• Zéro Artificialisation Nette : des politiques foncières à la croisée des transitions en France et en Allemagne

    Alors que les villes européennes cherchent à répondre aux urgences climatique, sociale et environnementale, la gestion du foncier devient un levier central pour transformer les territoires. La France et l’Allemagne s’engagent toutes les deux à freiner l’artificialisation des sols, mais avec des approches et des cadres juridiques distincts. Cette diversité d’expériences était au cœur des échanges lors des Assises Européennes de la Transition Énergétique, à Strasbourg, le 25 juin 2025, pendant une session organisée par TANDEM.

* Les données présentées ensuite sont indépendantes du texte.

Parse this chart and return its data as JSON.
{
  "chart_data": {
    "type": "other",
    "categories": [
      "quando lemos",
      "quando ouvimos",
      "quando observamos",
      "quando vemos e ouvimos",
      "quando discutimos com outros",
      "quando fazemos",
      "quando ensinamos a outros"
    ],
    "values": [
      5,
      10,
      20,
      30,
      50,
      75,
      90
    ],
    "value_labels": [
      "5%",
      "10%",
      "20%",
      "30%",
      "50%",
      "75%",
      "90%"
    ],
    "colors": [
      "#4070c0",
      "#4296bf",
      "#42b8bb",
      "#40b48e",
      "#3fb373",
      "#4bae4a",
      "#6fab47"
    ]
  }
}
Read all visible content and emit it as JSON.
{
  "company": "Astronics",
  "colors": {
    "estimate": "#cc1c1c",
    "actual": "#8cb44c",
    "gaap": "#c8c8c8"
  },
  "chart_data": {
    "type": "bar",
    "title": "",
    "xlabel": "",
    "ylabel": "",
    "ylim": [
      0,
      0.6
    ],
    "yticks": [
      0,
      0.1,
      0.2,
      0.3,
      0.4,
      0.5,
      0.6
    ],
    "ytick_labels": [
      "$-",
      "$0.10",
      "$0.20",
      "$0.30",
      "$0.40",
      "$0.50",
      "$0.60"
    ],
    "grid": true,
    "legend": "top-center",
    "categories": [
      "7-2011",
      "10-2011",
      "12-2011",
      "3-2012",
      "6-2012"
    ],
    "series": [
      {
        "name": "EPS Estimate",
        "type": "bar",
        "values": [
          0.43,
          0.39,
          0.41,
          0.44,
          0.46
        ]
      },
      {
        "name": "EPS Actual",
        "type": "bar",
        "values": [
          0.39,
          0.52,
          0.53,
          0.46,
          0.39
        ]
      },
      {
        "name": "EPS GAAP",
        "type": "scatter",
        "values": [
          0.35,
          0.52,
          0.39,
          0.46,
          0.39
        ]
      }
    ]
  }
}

    En France, l’objectif de Zéro Artificialisation Nette (ZAN) à l’horizon 2050 est inscrit dans la loi. Il impose de diviser par deux la consommation d’espaces naturels, agricoles et forestiers dès 2031. En Allemagne, l’objectif est plus souple – limiter l’artificialisation nette à 30 hectares par jour d’ici 2030 – et n’a pas de valeur contraignante. Mais dans les deux pays, les difficultés sont similaires : vision trop sectorielle de l’aménagement, manque de coopération entre services, ou encore perception du ZAN comme un frein au développement.

    Lors de la session croisée franco-allemande, Ingo Schwerdorf (services d’assainissement de la ville de Cologne) a introduit le concept de “ville éponge”, une approche urbaine qui privilégie la réintroduction de la nature en ville pour faire face aux impacts du dérèglement climatique. Cela passe par la désimperméabilisation des sols, la création de zones de rétention végétalisées ou encore la restauration des sols vivants, afin d’absorber l’eau de pluie plutôt que de la canaliser. Une stratégie qui répond à la fois aux enjeux d’adaptation climatique et à ceux de la sobriété foncière.

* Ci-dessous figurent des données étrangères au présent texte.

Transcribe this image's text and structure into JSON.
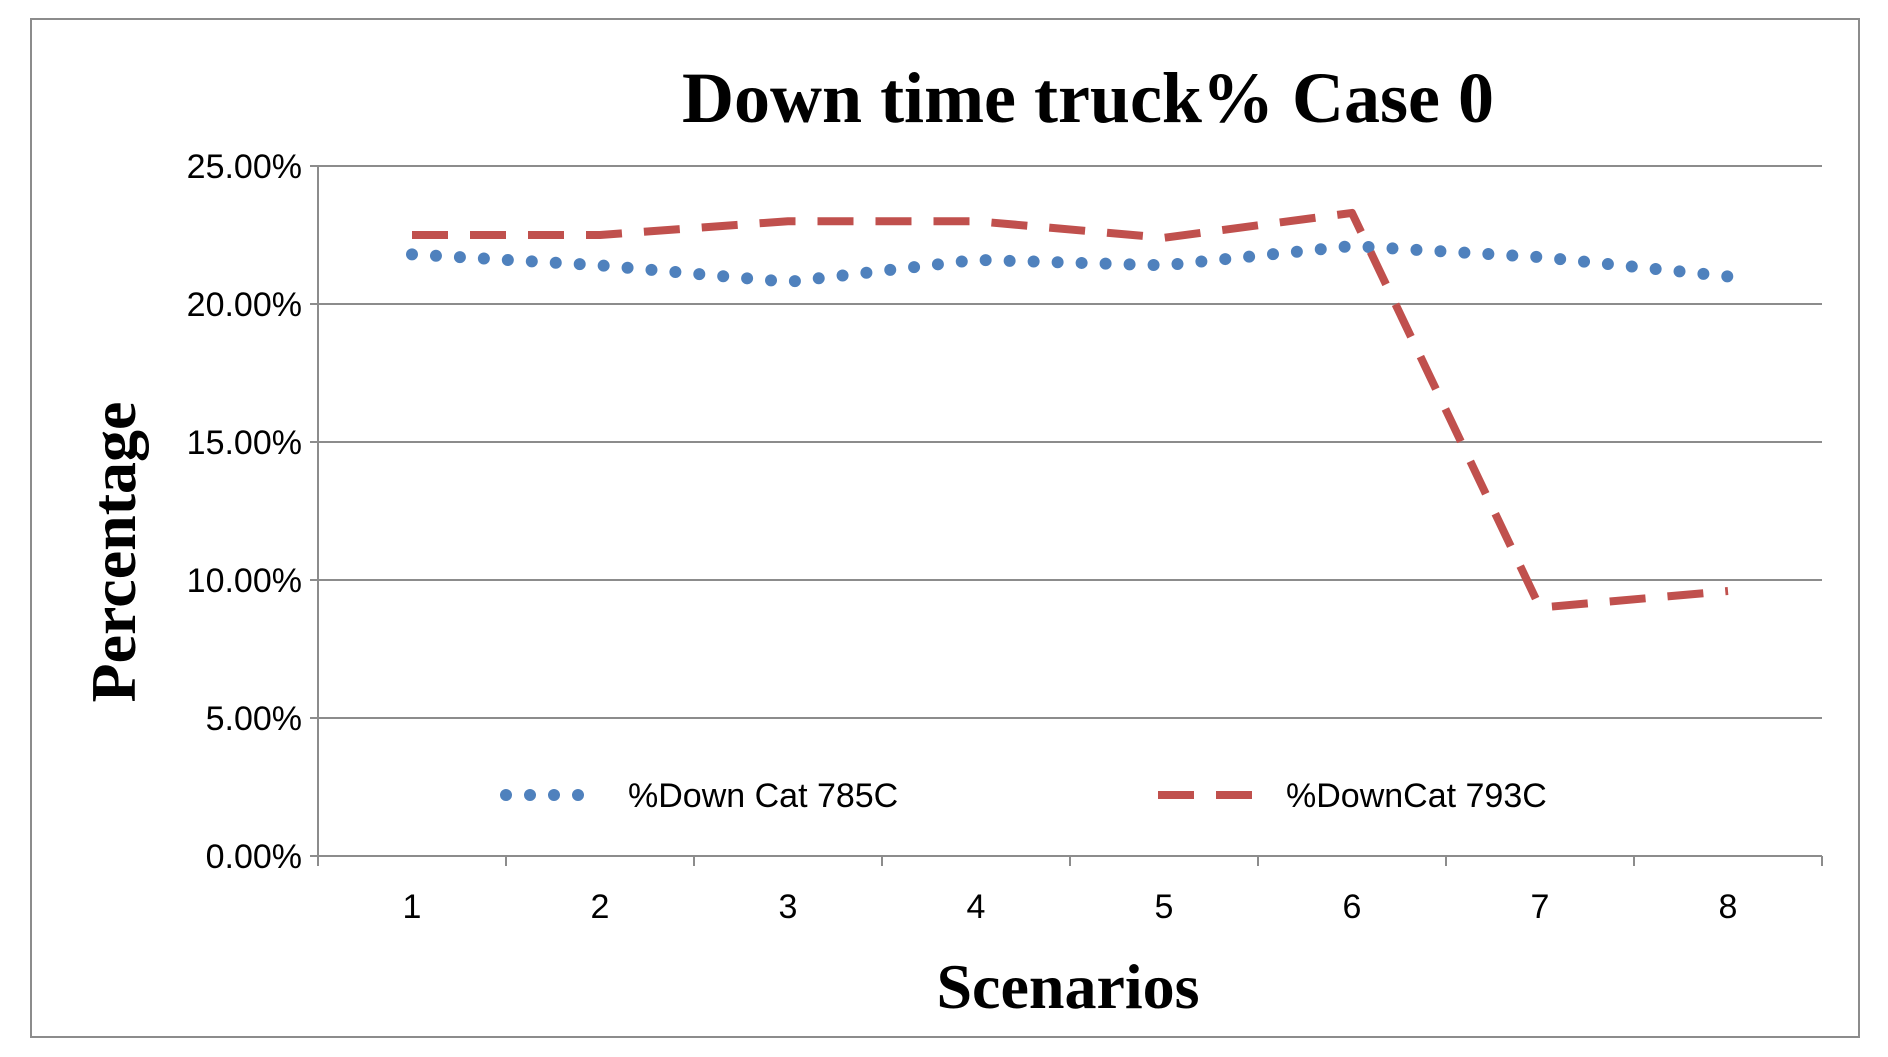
{
  "chart_data": {
    "type": "line",
    "title": "Down time truck% Case 0",
    "xlabel": "Scenarios",
    "ylabel": "Percentage",
    "categories": [
      "1",
      "2",
      "3",
      "4",
      "5",
      "6",
      "7",
      "8"
    ],
    "y_ticks": [
      "0.00%",
      "5.00%",
      "10.00%",
      "15.00%",
      "20.00%",
      "25.00%"
    ],
    "ylim": [
      0,
      25
    ],
    "grid": true,
    "legend_position": "bottom-inside",
    "series": [
      {
        "name": "%Down Cat 785C",
        "values": [
          21.8,
          21.4,
          20.8,
          21.6,
          21.4,
          22.1,
          21.7,
          21.0
        ],
        "color": "#4f81bd",
        "style": "dotted"
      },
      {
        "name": "%DownCat 793C",
        "values": [
          22.5,
          22.5,
          23.0,
          23.0,
          22.4,
          23.3,
          9.0,
          9.6
        ],
        "color": "#c0504d",
        "style": "dashed"
      }
    ]
  }
}
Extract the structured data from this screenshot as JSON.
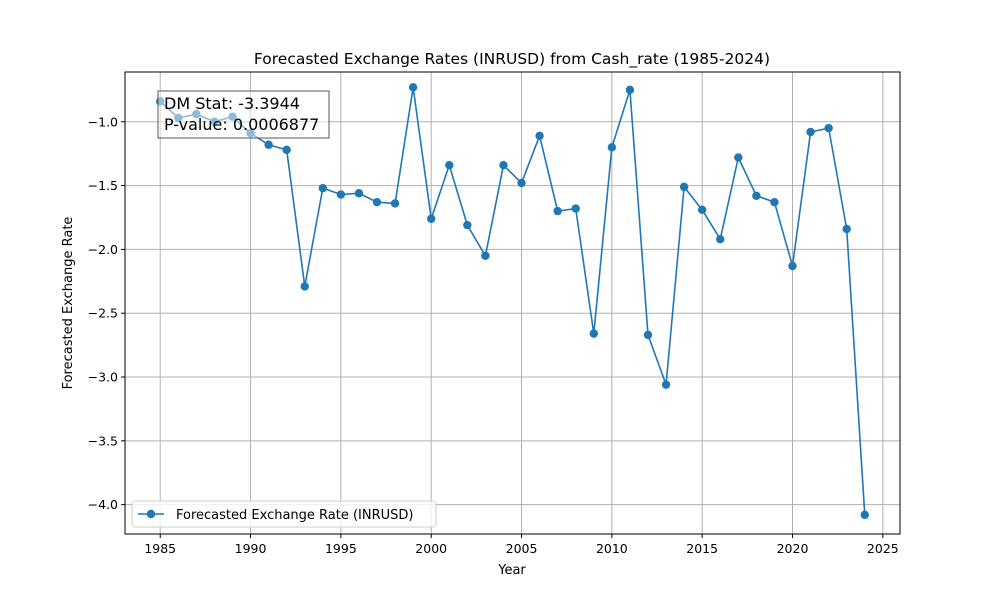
{
  "chart_data": {
    "type": "line",
    "title": "Forecasted Exchange Rates (INRUSD) from Cash_rate (1985-2024)",
    "xlabel": "Year",
    "ylabel": "Forecasted Exchange Rate",
    "xlim": [
      1983.05,
      2025.95
    ],
    "ylim": [
      -4.23,
      -0.61
    ],
    "xticks": [
      1985,
      1990,
      1995,
      2000,
      2005,
      2010,
      2015,
      2020,
      2025
    ],
    "xtick_labels": [
      "1985",
      "1990",
      "1995",
      "2000",
      "2005",
      "2010",
      "2015",
      "2020",
      "2025"
    ],
    "yticks": [
      -4.0,
      -3.5,
      -3.0,
      -2.5,
      -2.0,
      -1.5,
      -1.0
    ],
    "ytick_labels": [
      "−4.0",
      "−3.5",
      "−3.0",
      "−2.5",
      "−2.0",
      "−1.5",
      "−1.0"
    ],
    "grid": true,
    "legend_position": "lower-left",
    "color": "#1f77b4",
    "series": [
      {
        "name": "Forecasted Exchange Rate (INRUSD)",
        "x": [
          1985,
          1986,
          1987,
          1988,
          1989,
          1990,
          1991,
          1992,
          1993,
          1994,
          1995,
          1996,
          1997,
          1998,
          1999,
          2000,
          2001,
          2002,
          2003,
          2004,
          2005,
          2006,
          2007,
          2008,
          2009,
          2010,
          2011,
          2012,
          2013,
          2014,
          2015,
          2016,
          2017,
          2018,
          2019,
          2020,
          2021,
          2022,
          2023,
          2024
        ],
        "y": [
          -0.84,
          -0.97,
          -0.94,
          -1.0,
          -0.96,
          -1.09,
          -1.18,
          -1.22,
          -2.29,
          -1.52,
          -1.57,
          -1.56,
          -1.63,
          -1.64,
          -0.73,
          -1.76,
          -1.34,
          -1.81,
          -2.05,
          -1.34,
          -1.48,
          -1.11,
          -1.7,
          -1.68,
          -2.66,
          -1.2,
          -0.75,
          -2.67,
          -3.06,
          -1.51,
          -1.69,
          -1.92,
          -1.28,
          -1.58,
          -1.63,
          -2.13,
          -1.08,
          -1.05,
          -1.84,
          -4.08
        ]
      }
    ],
    "annotation": {
      "line1": "DM Stat: -3.3944",
      "line2": "P-value: 0.0006877"
    }
  }
}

    Philippe Guelpa-Bonaro, vice-président de la Métropole de Lyon, a souligné quant à lui l’importance d’une ville pensée pour ses habitant·es, dans une logique de qualité de vie et de résilience : « L’attractivité de la Métropole lyonnaise doit être une conséquence et non un objectif. L’objectif est de bien vivre. Aujourd’hui et à l’avenir. Nos politiques publiques visent à améliorer la qualité de vie en développant une ville sobre, fonctionnelle et résiliente, au service des habitant·es d’aujourd’hui et de leurs enfants, tout en faisant face aux défis du changement climatique. » Cette orientation politique s’inscrit pleinement dans l’esprit du ZAN : faire de la sobriété foncière non pas une contrainte, mais une opportunité de transformer durablement la ville, en limitant l’étalement, en requalifiant les friches et en densifiant intelligemment.

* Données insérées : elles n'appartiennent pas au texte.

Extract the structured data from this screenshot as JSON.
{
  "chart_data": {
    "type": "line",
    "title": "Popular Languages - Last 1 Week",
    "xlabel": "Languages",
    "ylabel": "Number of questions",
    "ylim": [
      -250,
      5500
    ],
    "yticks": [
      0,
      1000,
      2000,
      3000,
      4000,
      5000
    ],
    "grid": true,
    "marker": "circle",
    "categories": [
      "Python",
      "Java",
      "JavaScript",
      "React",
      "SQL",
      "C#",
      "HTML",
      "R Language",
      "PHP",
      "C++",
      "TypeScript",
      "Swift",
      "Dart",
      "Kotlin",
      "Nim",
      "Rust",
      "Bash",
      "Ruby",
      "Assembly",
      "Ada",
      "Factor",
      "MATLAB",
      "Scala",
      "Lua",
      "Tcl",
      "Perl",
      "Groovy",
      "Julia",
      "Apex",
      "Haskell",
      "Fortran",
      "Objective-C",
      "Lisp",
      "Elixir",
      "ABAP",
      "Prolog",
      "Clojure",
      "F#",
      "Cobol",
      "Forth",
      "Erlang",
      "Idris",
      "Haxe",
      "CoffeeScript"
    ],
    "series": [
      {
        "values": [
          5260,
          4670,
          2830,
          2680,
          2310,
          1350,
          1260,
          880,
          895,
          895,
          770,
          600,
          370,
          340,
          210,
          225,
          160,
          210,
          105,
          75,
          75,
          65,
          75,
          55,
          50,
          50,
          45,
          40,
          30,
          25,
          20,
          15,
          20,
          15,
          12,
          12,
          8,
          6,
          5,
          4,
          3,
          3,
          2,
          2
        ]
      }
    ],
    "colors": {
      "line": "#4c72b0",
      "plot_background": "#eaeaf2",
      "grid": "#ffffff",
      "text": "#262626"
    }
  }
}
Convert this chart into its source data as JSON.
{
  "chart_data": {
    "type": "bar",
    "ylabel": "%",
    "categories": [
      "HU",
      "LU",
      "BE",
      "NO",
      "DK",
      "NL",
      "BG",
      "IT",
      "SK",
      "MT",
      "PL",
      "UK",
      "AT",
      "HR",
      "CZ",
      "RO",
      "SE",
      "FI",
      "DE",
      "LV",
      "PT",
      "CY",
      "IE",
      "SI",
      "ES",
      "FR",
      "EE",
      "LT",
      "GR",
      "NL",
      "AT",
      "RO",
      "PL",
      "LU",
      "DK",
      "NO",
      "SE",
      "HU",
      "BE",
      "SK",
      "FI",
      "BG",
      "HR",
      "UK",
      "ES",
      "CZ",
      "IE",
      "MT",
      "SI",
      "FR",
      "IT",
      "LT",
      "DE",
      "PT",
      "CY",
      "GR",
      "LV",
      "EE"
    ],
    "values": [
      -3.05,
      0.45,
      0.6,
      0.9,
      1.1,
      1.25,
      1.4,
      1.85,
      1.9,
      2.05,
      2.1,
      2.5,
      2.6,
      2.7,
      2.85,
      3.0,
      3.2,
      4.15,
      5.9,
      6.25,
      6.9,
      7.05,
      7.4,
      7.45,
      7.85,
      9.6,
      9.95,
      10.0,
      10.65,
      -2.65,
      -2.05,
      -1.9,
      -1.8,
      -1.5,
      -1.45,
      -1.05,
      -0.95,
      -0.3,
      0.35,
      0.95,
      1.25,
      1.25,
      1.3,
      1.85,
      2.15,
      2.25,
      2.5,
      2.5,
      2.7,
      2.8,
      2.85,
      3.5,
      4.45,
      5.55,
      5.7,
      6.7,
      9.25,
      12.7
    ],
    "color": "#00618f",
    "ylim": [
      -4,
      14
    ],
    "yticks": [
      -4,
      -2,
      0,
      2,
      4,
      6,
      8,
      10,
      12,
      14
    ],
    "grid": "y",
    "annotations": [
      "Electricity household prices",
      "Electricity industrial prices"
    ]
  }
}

    La deuxième session organisée dans le cadre de TANDEM proposait une immersion ludique dans ces enjeux, à travers le jeu de plateau “Modèle Notre Territoire” conçu par l’AUDAB. Animé par Ophélie Bornand, l’atelier a confronté les participant·es aux arbitrages concrets d’une intercommunalité fictive composée de trois communes aux dynamiques différentes. Objectif : concilier ambitions locales et contraintes du ZAN. Une manière originale d’illustrer la complexité du passage à l’action, mais aussi la nécessité de décloisonner les approches, d’expérimenter et de coopérer.

    Une alliance pour remettre les sols au cœur de la transition

    La prise de conscience du rôle des sols dans la lutte contre le changement climatique ne date pas d’hier, mais elle s’est accélérée ces dernières années avec la multiplication des événements extrêmes. C’est dans ce contexte que l’Alliance européenne des sols (ELSA) a vu le jour. Fondée en 2001, cette association est née au sein du Klima-Bündnis, avec lequel elle conserve des liens étroits. Elle milite pour une gestion durable des sols, à travers des actions de plaidoyer, de sensibilisation et de coopération entre collectivités locales, notamment en Allemagne, en Autriche et en Italie.

    L’Alliance promeut une gouvernance foncière responsable, la mise en place d’un monitoring européen des sols, et le soutien à des politiques ambitieuses, telles que l’inclusion de la fonction climatique des sols dans les législations nationales. Elle défend aussi des mécanismes innovants comme des certificats fonciers, comparables aux quotas carbones, qui permettraient de limiter les consommations foncières locales et de les rendre négociables. Représenté par Reinhard Gierse, membre actif de l’Alliance, il a expliqué lors des échanges à Strasbourg que l’Alliance ne cherche pas à interdire toute artificialisation, mais à maximiser l’efficacité des usages fonciers. Il s’agit d’une gestion économe, sociale et écologique du sol, avec des outils adaptés pour chaque territoire.